Ulster Bank made an operating profit of £606 million (€752 million) in 2014. This compared with a loss in the previous year of £1.6 billion and was its first annual profit since the financial crash in 2008.
The bank had an impairment release of £365 million and reduced its operating expenses by £105 million.
The provision releases at Ulster Bank were the result of an improving Irish economy and property market, and “proactive debt management”.
Ulster Bank’s profit before impairment losses was £241 million, £76 million higher than in 2013.
On the outlook for this year, Ulster Bank chief executive Jim Brown told The Irish Times: "We expect the momentum that built up in 2014 to continue."
Mr Brown said the bank has had 23 months in a row where its mortgage arrears have improved. Some 9,500 arrears customers are now up to date with their payments. “It’s definitely trending in the right direction,” he added.
Mr Brown said Ulster Bank executed about 50 house repossessions last year via court orders. “We want to keep people in their homes but they need to be talking to us to enable us to do that,” he said.
Mortgage lending rose by 41 per cent last year for Ulster Bank across the island with the sum drawn down by customers in the Republic amounting to around €500 million.
Mr Brown said demand for mortgages is “still strong” in spite of tighter rules on deposits being introduced recently by the Central Bank of Ireland.
The Royal Bank of Scotland subsidiary said its net interest margin improved by 39 basis points in 2014 to 2.27 per cent. It closed the year with a cost-income ratio of 71 per cent, down 10 points.
Its total income declined to £830 million from £859 million in 2013 in spite of its return to the black. The bank said this was largely a result of the “non-recurrence of significant hedging gains on the mortgage portfolio in 2013”.
The bank’s total loans reduced to £24.7 billion at the end of December from £31.4 billion a year earlier.
The loan-to-deposit ratio decreased from 120 per cent to 107 per cent last year mainly due to a reduction in net loan balances to £22 billion. This reflected the transfer of assets to RCR (its bad loans workout vehicle) and continued customer deleveraging partly offset by growth in new lending.
Last year saw RBS commit itself to Ulster Bank in the Republic following a strategic review. It also transferred £4.4 billion of gross assets to RCR to allow Ulster Bank focus on its core business.
Mr Brown said the sale of Ulster Bank’s RCR loans would be “substantially” completed by the end of 2015 with a residual £1.5 billion to go.

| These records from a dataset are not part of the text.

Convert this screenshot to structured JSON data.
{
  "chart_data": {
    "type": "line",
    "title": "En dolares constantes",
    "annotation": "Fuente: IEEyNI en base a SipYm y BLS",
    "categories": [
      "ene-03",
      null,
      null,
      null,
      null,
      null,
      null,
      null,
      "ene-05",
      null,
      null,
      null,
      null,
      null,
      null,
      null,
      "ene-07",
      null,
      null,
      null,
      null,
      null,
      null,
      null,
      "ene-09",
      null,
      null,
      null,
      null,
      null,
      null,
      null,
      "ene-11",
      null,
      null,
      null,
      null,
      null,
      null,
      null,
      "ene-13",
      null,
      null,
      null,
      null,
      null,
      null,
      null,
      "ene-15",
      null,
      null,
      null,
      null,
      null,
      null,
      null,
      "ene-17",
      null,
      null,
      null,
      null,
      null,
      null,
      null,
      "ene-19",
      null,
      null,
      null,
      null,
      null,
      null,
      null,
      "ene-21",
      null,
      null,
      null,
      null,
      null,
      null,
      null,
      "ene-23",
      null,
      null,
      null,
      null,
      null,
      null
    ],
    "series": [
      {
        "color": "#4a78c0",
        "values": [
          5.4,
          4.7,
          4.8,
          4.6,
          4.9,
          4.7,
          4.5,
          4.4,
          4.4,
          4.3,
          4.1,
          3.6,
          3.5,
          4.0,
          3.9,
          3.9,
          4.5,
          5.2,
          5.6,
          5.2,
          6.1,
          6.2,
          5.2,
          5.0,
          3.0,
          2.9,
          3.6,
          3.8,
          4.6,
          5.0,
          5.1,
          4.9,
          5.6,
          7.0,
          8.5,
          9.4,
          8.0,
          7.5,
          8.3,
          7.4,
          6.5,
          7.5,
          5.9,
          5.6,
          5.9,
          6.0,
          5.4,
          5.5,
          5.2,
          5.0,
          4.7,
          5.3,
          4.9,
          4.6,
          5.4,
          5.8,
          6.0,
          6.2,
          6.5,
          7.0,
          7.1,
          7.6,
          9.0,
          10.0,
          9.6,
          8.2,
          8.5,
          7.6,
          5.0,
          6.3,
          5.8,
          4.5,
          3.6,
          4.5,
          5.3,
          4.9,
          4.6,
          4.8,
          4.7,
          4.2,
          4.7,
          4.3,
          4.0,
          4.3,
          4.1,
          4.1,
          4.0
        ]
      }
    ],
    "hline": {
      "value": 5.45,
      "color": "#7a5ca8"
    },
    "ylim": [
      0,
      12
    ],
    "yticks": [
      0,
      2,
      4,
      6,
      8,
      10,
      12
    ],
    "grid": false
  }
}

RBS plans to integrate Ulster Bank operation in Northern Ireland with its businesses in Britain with its operation in the Republic operating as a separate unit.
Mr Brown said it was “too early to say” if the integration of the Northern Ireland business with RBS in Britain would have any implications for jobs there. “There may be some roles that could be impacted as a result of this,” he said.